In what is now a seller’s market for housing, getting a good deal on a new home can be tough. In many markets, making an offer above the asking price may seem to be the only way to get the home you want.
But that is not necessarily the case. Neither is making a lowball offer and hoping for the best.
There are, however, some tactics you can consider that could improve your chances of getting the home at the best deal you can get.
The experts at Realtor.com have identified seven tactical tips that can improve your negotiating position. Thinking about how you could apply these tricks to your own house hunting raises your chances of getting the best deal you can.
Watch for a “price reduced” property. Most sellers want to sell as quickly as possible. Your agent can tell you how long a house has been on the market and if the price has been lowered by the seller. If the price has been reduced, you’re already part way to getting a good deal.
Sweeten the deal for the seller. Some sellers want out as soon as possible, so an offer to move up the closing date could help. Another seller may want to stay in the house for few weeks, in which case you can negotiate a reduction in price in exchange.
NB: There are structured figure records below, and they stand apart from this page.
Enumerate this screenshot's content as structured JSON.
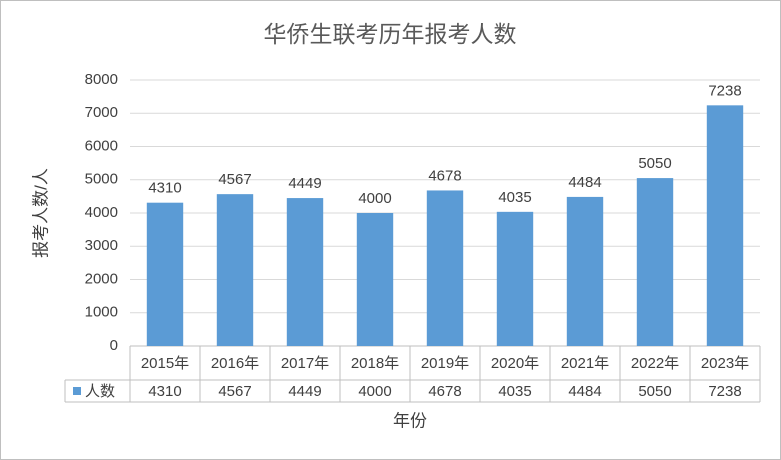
{
  "chart_data": {
    "type": "bar",
    "title": "华侨生联考历年报考人数",
    "y_label": "报考人数/人",
    "x_label": "年份",
    "categories": [
      "2015年",
      "2016年",
      "2017年",
      "2018年",
      "2019年",
      "2020年",
      "2021年",
      "2022年",
      "2023年"
    ],
    "series": [
      {
        "name": "人数",
        "color": "#5b9bd5",
        "values": [
          4310,
          4567,
          4449,
          4000,
          4678,
          4035,
          4484,
          5050,
          7238
        ]
      }
    ],
    "ylim": [
      0,
      8000
    ],
    "yticks": [
      0,
      1000,
      2000,
      3000,
      4000,
      5000,
      6000,
      7000,
      8000
    ],
    "grid": true,
    "data_labels": true,
    "data_table": true
  }
}
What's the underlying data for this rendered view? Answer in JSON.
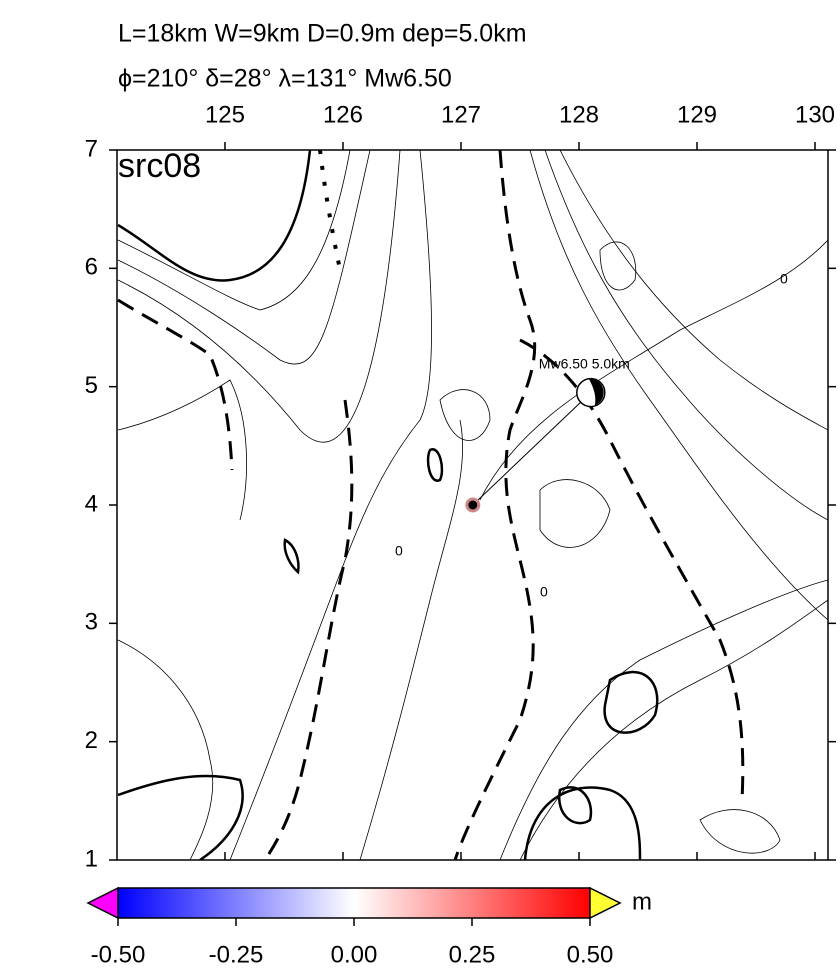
{
  "title_lines": [
    "L=18km W=9km D=0.9m dep=5.0km",
    "ϕ=210° δ=28° λ=131° Mw6.50"
  ],
  "map": {
    "label": "src08",
    "xlim": [
      124.085,
      130.11
    ],
    "ylim": [
      1,
      7
    ],
    "xticks": [
      125,
      126,
      127,
      128,
      129,
      130
    ],
    "yticks": [
      1,
      2,
      3,
      4,
      5,
      6,
      7
    ],
    "contour_labels": [
      "0",
      "0",
      "0"
    ]
  },
  "event": {
    "label": "Mw6.50  5.0km",
    "epicenter": [
      127.1,
      4.0
    ],
    "mechanism": [
      128.1,
      4.95
    ]
  },
  "colorbar": {
    "unit": "m",
    "lim": [
      -0.5,
      0.5
    ],
    "ticks": [
      {
        "value": -0.5,
        "label": "-0.50"
      },
      {
        "value": -0.25,
        "label": "-0.25"
      },
      {
        "value": 0,
        "label": "0.00"
      },
      {
        "value": 0.25,
        "label": "0.25"
      },
      {
        "value": 0.5,
        "label": "0.50"
      }
    ]
  }
}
Look for a kitchen with potential. An unusually ugly kitchen can be a turn-off for most buyers. That usually keeps the house from selling quickly. Look more closely to see what you could do relatively inexpensively to update the kitchen.
Make an all-cash offer. If you can swing this, in exchange for a somewhat lower price, your chances of getting the house you want go way up.
Make a 20% down payment. This may not affect the selling price, but you will save money by not having to pay primary mortgage insurance.
Find a house being sold “as is.” The bargain here is that the sellers already have knocked down the price to account for repairs that have not made. Make sure that the discounted price is at least enough to cover the cost to fix what needs fixing. Just because the house is offered at $20,000 below comparable properties does not mean that $20,000 is enough to bring the house up to snuff.
Shop for your mortgage. Again, the price of the house may not change, but if you shop around and get a mortgage that is even a quarter of a point lower, you’ll save big bucks. A 4.00% interest rate on a $240,000 mortgage loan will cost you about $1,540 a month. A 4.25% rate will cost about $25 a month more. Over 30 years that’s a $9,000 difference.